I'd recommend Ed Mcgivern's book FAST AND FANCY REVOLVER SHOOTING. There are some timeless tips in there. Jeff Cooper's stuff is worth the read.

Massad Ayoob's column in AMERICAN HANDGUNNER is great, and that seems to be the best handgunning mag out there, worth the subscription. There's a book that he has out compiling a bunch of his columns from that mag, but the name escaped me. 

Bill Jordan's NO SECOND PLACE WINNER is quite enjoyable.

Just fininshed WARLORD by Ilario Pantano, which is a great nonfiction piece about Iraq. 

Fiction: Read Stephen Hunter's POINT OF IMPACT. Do it quick before the movie SHOOTER (with Mark Walberg) comes out and probably ruins the book forever.
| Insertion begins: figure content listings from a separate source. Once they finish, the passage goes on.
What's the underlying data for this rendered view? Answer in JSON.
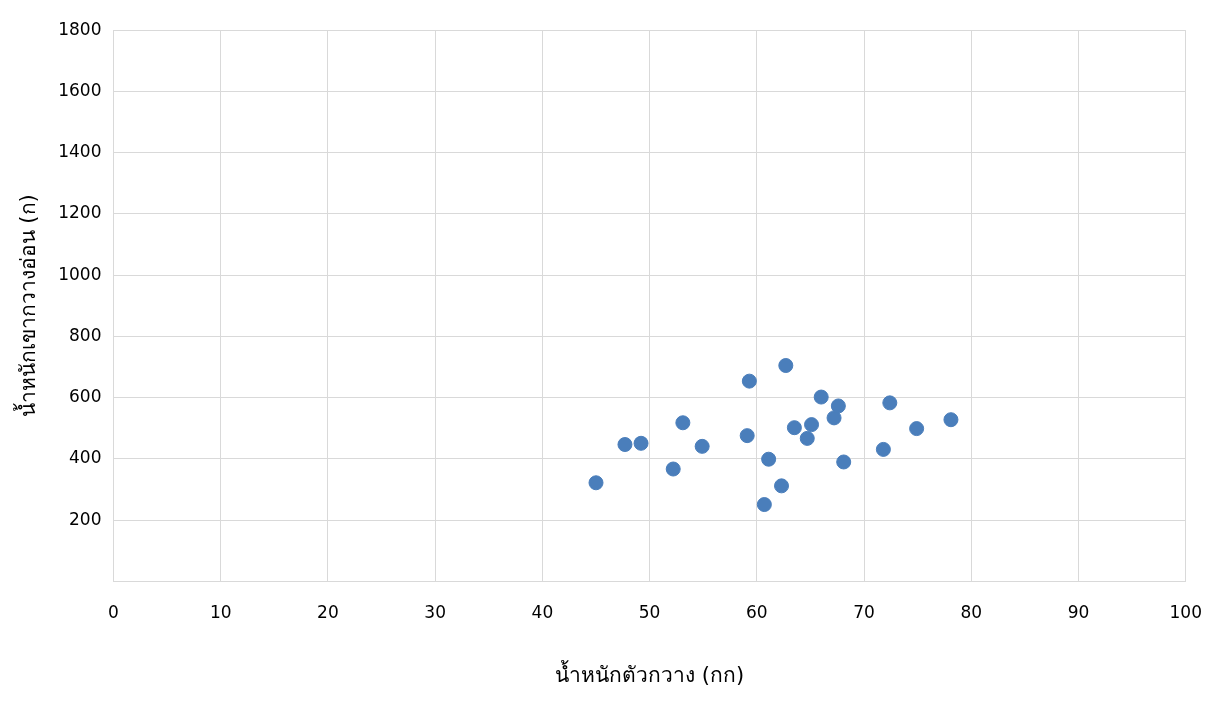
{
  "chart_data": {
    "type": "scatter",
    "xlabel": "น้ำหนักตัวกวาง (กก)",
    "ylabel": "น้ำหนักเขากวางอ่อน (ก)",
    "series": [
      {
        "color": "#4a7ebb",
        "x": [
          45.0,
          47.7,
          49.2,
          52.2,
          53.1,
          54.9,
          59.1,
          59.3,
          60.7,
          61.1,
          62.3,
          62.7,
          63.5,
          64.7,
          65.1,
          66.0,
          67.2,
          67.6,
          68.1,
          71.8,
          72.4,
          74.9,
          78.1
        ],
        "values": [
          322,
          447,
          451,
          367,
          518,
          441,
          476,
          654,
          251,
          399,
          312,
          705,
          502,
          467,
          512,
          602,
          534,
          573,
          390,
          431,
          583,
          499,
          528
        ]
      }
    ],
    "xlim": [
      0,
      100
    ],
    "xticks": [
      0,
      10,
      20,
      30,
      40,
      50,
      60,
      70,
      80,
      90,
      100
    ],
    "ylim": [
      0,
      1800
    ],
    "yticks": [
      {
        "value": 0,
        "label": null
      },
      200,
      400,
      600,
      800,
      1000,
      1200,
      1400,
      1600,
      1800
    ],
    "grid": true,
    "marker": "circle",
    "legend": false
  }
}
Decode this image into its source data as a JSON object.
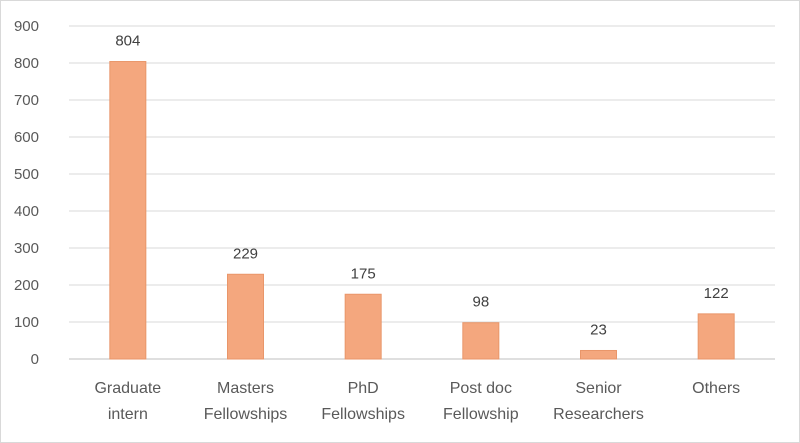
{
  "chart_data": {
    "type": "bar",
    "title": "",
    "xlabel": "",
    "ylabel": "",
    "categories": [
      [
        "Graduate",
        "intern"
      ],
      [
        "Masters",
        "Fellowships"
      ],
      [
        "PhD",
        "Fellowships"
      ],
      [
        "Post doc",
        "Fellowship"
      ],
      [
        "Senior",
        "Researchers"
      ],
      [
        "Others"
      ]
    ],
    "values": [
      804,
      229,
      175,
      98,
      23,
      122
    ],
    "ylim": [
      0,
      900
    ],
    "yticks": [
      0,
      100,
      200,
      300,
      400,
      500,
      600,
      700,
      800,
      900
    ],
    "grid": true,
    "legend": "none",
    "data_labels": true,
    "colors": {
      "bar_fill": "#F4A77E",
      "bar_stroke": "#E9966A",
      "grid": "#d9d9d9",
      "axis": "#bfbfbf"
    }
  }
}
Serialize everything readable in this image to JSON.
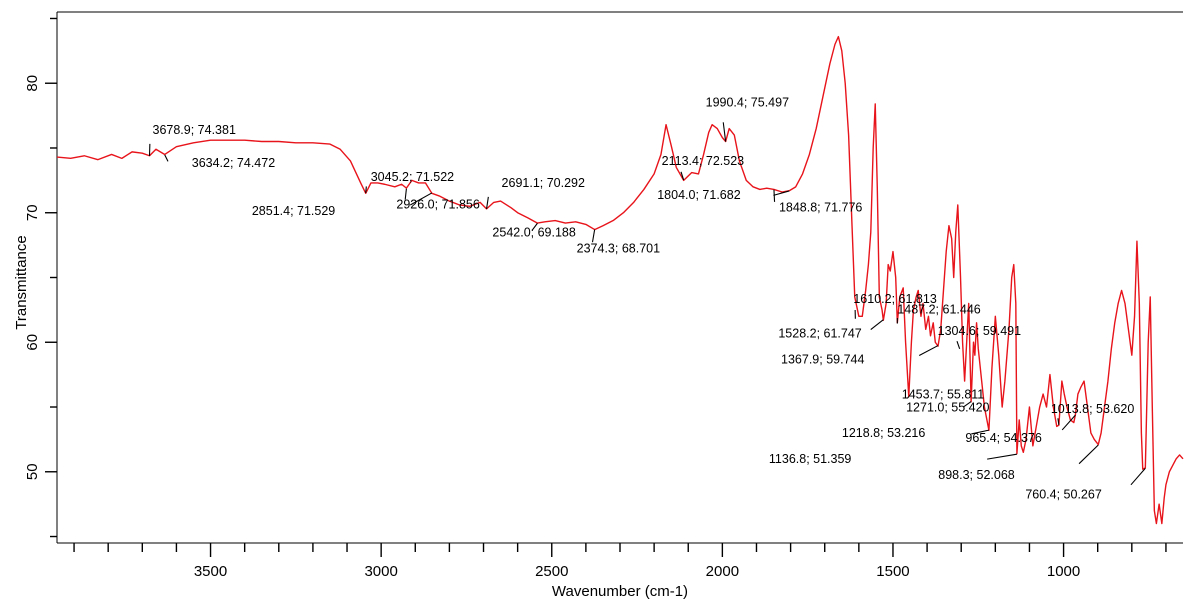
{
  "chart_data": {
    "type": "line",
    "title": "",
    "xlabel": "Wavenumber (cm-1)",
    "ylabel": "Transmittance",
    "xlim": [
      3950,
      650
    ],
    "ylim": [
      44.5,
      85.5
    ],
    "x_reversed": true,
    "grid": false,
    "colors": {
      "line": "#e8141b",
      "leader": "#000000",
      "axis": "#000000"
    },
    "x_ticks": [
      "3500",
      "3000",
      "2500",
      "2000",
      "1500",
      "1000"
    ],
    "y_ticks": [
      "50",
      "60",
      "70",
      "80"
    ],
    "series": [
      {
        "values": [
          [
            3950,
            74.3
          ],
          [
            3910,
            74.2
          ],
          [
            3870,
            74.4
          ],
          [
            3830,
            74.1
          ],
          [
            3790,
            74.5
          ],
          [
            3760,
            74.2
          ],
          [
            3730,
            74.7
          ],
          [
            3700,
            74.6
          ],
          [
            3678.9,
            74.4
          ],
          [
            3660,
            74.9
          ],
          [
            3634.2,
            74.5
          ],
          [
            3600,
            75.1
          ],
          [
            3550,
            75.4
          ],
          [
            3500,
            75.6
          ],
          [
            3450,
            75.6
          ],
          [
            3400,
            75.6
          ],
          [
            3350,
            75.5
          ],
          [
            3300,
            75.5
          ],
          [
            3250,
            75.4
          ],
          [
            3200,
            75.4
          ],
          [
            3150,
            75.3
          ],
          [
            3120,
            74.9
          ],
          [
            3090,
            74.0
          ],
          [
            3060,
            72.3
          ],
          [
            3045.2,
            71.5
          ],
          [
            3030,
            72.3
          ],
          [
            3010,
            72.3
          ],
          [
            2990,
            72.2
          ],
          [
            2960,
            72.0
          ],
          [
            2940,
            72.2
          ],
          [
            2926,
            71.9
          ],
          [
            2910,
            72.5
          ],
          [
            2890,
            72.3
          ],
          [
            2870,
            72.3
          ],
          [
            2851.4,
            71.5
          ],
          [
            2830,
            71.3
          ],
          [
            2800,
            70.9
          ],
          [
            2770,
            70.6
          ],
          [
            2740,
            70.5
          ],
          [
            2710,
            70.8
          ],
          [
            2691.1,
            70.3
          ],
          [
            2670,
            70.8
          ],
          [
            2650,
            70.9
          ],
          [
            2620,
            70.4
          ],
          [
            2600,
            70.0
          ],
          [
            2570,
            69.6
          ],
          [
            2542,
            69.2
          ],
          [
            2520,
            69.3
          ],
          [
            2490,
            69.4
          ],
          [
            2460,
            69.2
          ],
          [
            2430,
            69.3
          ],
          [
            2400,
            69.1
          ],
          [
            2374.3,
            68.7
          ],
          [
            2350,
            69.0
          ],
          [
            2320,
            69.4
          ],
          [
            2290,
            70.0
          ],
          [
            2260,
            70.8
          ],
          [
            2230,
            71.8
          ],
          [
            2200,
            73.0
          ],
          [
            2180,
            74.5
          ],
          [
            2165,
            76.8
          ],
          [
            2150,
            75.2
          ],
          [
            2135,
            73.5
          ],
          [
            2113.4,
            72.5
          ],
          [
            2090,
            73.1
          ],
          [
            2070,
            73.0
          ],
          [
            2055,
            74.5
          ],
          [
            2040,
            76.2
          ],
          [
            2030,
            76.8
          ],
          [
            2015,
            76.5
          ],
          [
            2000,
            75.8
          ],
          [
            1990.4,
            75.5
          ],
          [
            1980,
            76.5
          ],
          [
            1965,
            76.0
          ],
          [
            1950,
            74.0
          ],
          [
            1930,
            72.5
          ],
          [
            1910,
            72.0
          ],
          [
            1890,
            71.8
          ],
          [
            1870,
            71.9
          ],
          [
            1848.8,
            71.8
          ],
          [
            1825,
            71.6
          ],
          [
            1804,
            71.7
          ],
          [
            1785,
            72.0
          ],
          [
            1765,
            73.0
          ],
          [
            1745,
            74.5
          ],
          [
            1725,
            76.5
          ],
          [
            1705,
            79.0
          ],
          [
            1685,
            81.5
          ],
          [
            1670,
            83.0
          ],
          [
            1660,
            83.6
          ],
          [
            1650,
            82.5
          ],
          [
            1640,
            80.0
          ],
          [
            1630,
            76.0
          ],
          [
            1620,
            69.0
          ],
          [
            1612,
            63.5
          ],
          [
            1600,
            62.0
          ],
          [
            1590,
            62.0
          ],
          [
            1580,
            64.0
          ],
          [
            1572,
            66.0
          ],
          [
            1565,
            68.5
          ],
          [
            1558,
            75.0
          ],
          [
            1552,
            78.4
          ],
          [
            1546,
            72.0
          ],
          [
            1540,
            63.5
          ],
          [
            1532,
            62.5
          ],
          [
            1528.2,
            61.7
          ],
          [
            1520,
            63.0
          ],
          [
            1514,
            66.0
          ],
          [
            1508,
            65.5
          ],
          [
            1500,
            67.0
          ],
          [
            1492,
            65.0
          ],
          [
            1487.2,
            61.5
          ],
          [
            1480,
            63.5
          ],
          [
            1470,
            64.2
          ],
          [
            1463,
            60.0
          ],
          [
            1453.7,
            55.8
          ],
          [
            1446,
            60.0
          ],
          [
            1440,
            62.5
          ],
          [
            1432,
            63.5
          ],
          [
            1426,
            64.0
          ],
          [
            1418,
            62.0
          ],
          [
            1412,
            63.0
          ],
          [
            1404,
            61.0
          ],
          [
            1396,
            62.0
          ],
          [
            1390,
            60.5
          ],
          [
            1382,
            61.5
          ],
          [
            1376,
            60.0
          ],
          [
            1367.9,
            59.7
          ],
          [
            1360,
            61.0
          ],
          [
            1352,
            64.0
          ],
          [
            1344,
            67.0
          ],
          [
            1336,
            69.0
          ],
          [
            1328,
            68.0
          ],
          [
            1322,
            65.0
          ],
          [
            1316,
            68.5
          ],
          [
            1310,
            70.6
          ],
          [
            1302,
            65.0
          ],
          [
            1296,
            60.0
          ],
          [
            1290,
            57.0
          ],
          [
            1284,
            60.0
          ],
          [
            1278,
            63.0
          ],
          [
            1271,
            55.4
          ],
          [
            1264,
            60.0
          ],
          [
            1260,
            59.0
          ],
          [
            1255,
            61.5
          ],
          [
            1250,
            59.5
          ],
          [
            1240,
            57.0
          ],
          [
            1232,
            55.0
          ],
          [
            1218.8,
            53.2
          ],
          [
            1210,
            58.0
          ],
          [
            1200,
            62.0
          ],
          [
            1190,
            59.0
          ],
          [
            1180,
            55.0
          ],
          [
            1172,
            57.0
          ],
          [
            1160,
            61.0
          ],
          [
            1152,
            65.0
          ],
          [
            1146,
            66.0
          ],
          [
            1140,
            63.0
          ],
          [
            1136.8,
            51.4
          ],
          [
            1130,
            54.0
          ],
          [
            1124,
            52.0
          ],
          [
            1118,
            51.5
          ],
          [
            1110,
            52.5
          ],
          [
            1100,
            55.0
          ],
          [
            1090,
            52.0
          ],
          [
            1080,
            53.5
          ],
          [
            1070,
            55.0
          ],
          [
            1060,
            56.0
          ],
          [
            1050,
            55.0
          ],
          [
            1040,
            57.5
          ],
          [
            1030,
            55.0
          ],
          [
            1020,
            53.5
          ],
          [
            1013.8,
            53.6
          ],
          [
            1005,
            57.0
          ],
          [
            998,
            56.0
          ],
          [
            990,
            55.0
          ],
          [
            980,
            54.0
          ],
          [
            970,
            53.8
          ],
          [
            965.4,
            54.4
          ],
          [
            958,
            56.0
          ],
          [
            950,
            56.5
          ],
          [
            940,
            57.0
          ],
          [
            930,
            55.0
          ],
          [
            920,
            53.0
          ],
          [
            910,
            52.5
          ],
          [
            898.3,
            52.1
          ],
          [
            890,
            53.0
          ],
          [
            880,
            55.0
          ],
          [
            870,
            57.0
          ],
          [
            860,
            59.5
          ],
          [
            850,
            61.5
          ],
          [
            840,
            63.0
          ],
          [
            830,
            64.0
          ],
          [
            820,
            63.0
          ],
          [
            810,
            61.0
          ],
          [
            800,
            59.0
          ],
          [
            792,
            62.0
          ],
          [
            785,
            67.8
          ],
          [
            778,
            63.0
          ],
          [
            772,
            53.0
          ],
          [
            768,
            50.2
          ],
          [
            760.4,
            50.3
          ],
          [
            752,
            60.0
          ],
          [
            746,
            63.5
          ],
          [
            740,
            55.0
          ],
          [
            734,
            47.0
          ],
          [
            728,
            46.0
          ],
          [
            720,
            47.5
          ],
          [
            712,
            46.0
          ],
          [
            705,
            48.0
          ],
          [
            700,
            49.0
          ],
          [
            690,
            50.0
          ],
          [
            680,
            50.5
          ],
          [
            670,
            51.0
          ],
          [
            660,
            51.3
          ],
          [
            650,
            51.0
          ]
        ]
      }
    ],
    "annotations": [
      {
        "text": "3678.9; 74.381",
        "x": 3678.9,
        "y": 74.381
      },
      {
        "text": "3634.2; 74.472",
        "x": 3634.2,
        "y": 74.472
      },
      {
        "text": "3045.2; 71.522",
        "x": 3045.2,
        "y": 71.522
      },
      {
        "text": "2926.0; 71.856",
        "x": 2926.0,
        "y": 71.856
      },
      {
        "text": "2851.4; 71.529",
        "x": 2851.4,
        "y": 71.529
      },
      {
        "text": "2691.1; 70.292",
        "x": 2691.1,
        "y": 70.292
      },
      {
        "text": "2542.0; 69.188",
        "x": 2542.0,
        "y": 69.188
      },
      {
        "text": "2374.3; 68.701",
        "x": 2374.3,
        "y": 68.701
      },
      {
        "text": "2113.4; 72.523",
        "x": 2113.4,
        "y": 72.523
      },
      {
        "text": "1990.4; 75.497",
        "x": 1990.4,
        "y": 75.497
      },
      {
        "text": "1804.0; 71.682",
        "x": 1804.0,
        "y": 71.682
      },
      {
        "text": "1848.8; 71.776",
        "x": 1848.8,
        "y": 71.776
      },
      {
        "text": "1610.2; 61.813",
        "x": 1610.2,
        "y": 61.813
      },
      {
        "text": "1487.2; 61.446",
        "x": 1487.2,
        "y": 61.446
      },
      {
        "text": "1528.2; 61.747",
        "x": 1528.2,
        "y": 61.747
      },
      {
        "text": "1304.6; 59.491",
        "x": 1304.6,
        "y": 59.491
      },
      {
        "text": "1367.9; 59.744",
        "x": 1367.9,
        "y": 59.744
      },
      {
        "text": "1453.7; 55.811",
        "x": 1453.7,
        "y": 55.811
      },
      {
        "text": "1013.8; 53.620",
        "x": 1013.8,
        "y": 53.62
      },
      {
        "text": "1271.0; 55.420",
        "x": 1271.0,
        "y": 55.42
      },
      {
        "text": "1218.8; 53.216",
        "x": 1218.8,
        "y": 53.216
      },
      {
        "text": "1136.8; 51.359",
        "x": 1136.8,
        "y": 51.359
      },
      {
        "text": "965.4; 54.376",
        "x": 965.4,
        "y": 54.376
      },
      {
        "text": "898.3; 52.068",
        "x": 898.3,
        "y": 52.068
      },
      {
        "text": "760.4; 50.267",
        "x": 760.4,
        "y": 50.267
      }
    ]
  }
}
You'll be hooked. Also, anything by Vince Flynn is worth reading.


----------



## SigZagger (Aug 16, 2006)

If you are interested in pistol shooting. I found the following to have plenty of useful information. All are paperback. Size 5 1/2 x 8 1/2. I ordered them from Amazon. 

THE HAPPY HANDGUNNER................by Don Paul
HANDCANNONS.............................by Duncan Long
TACTICAL PISTOL MARKSMANSHIP...by Gabe Suarez


----------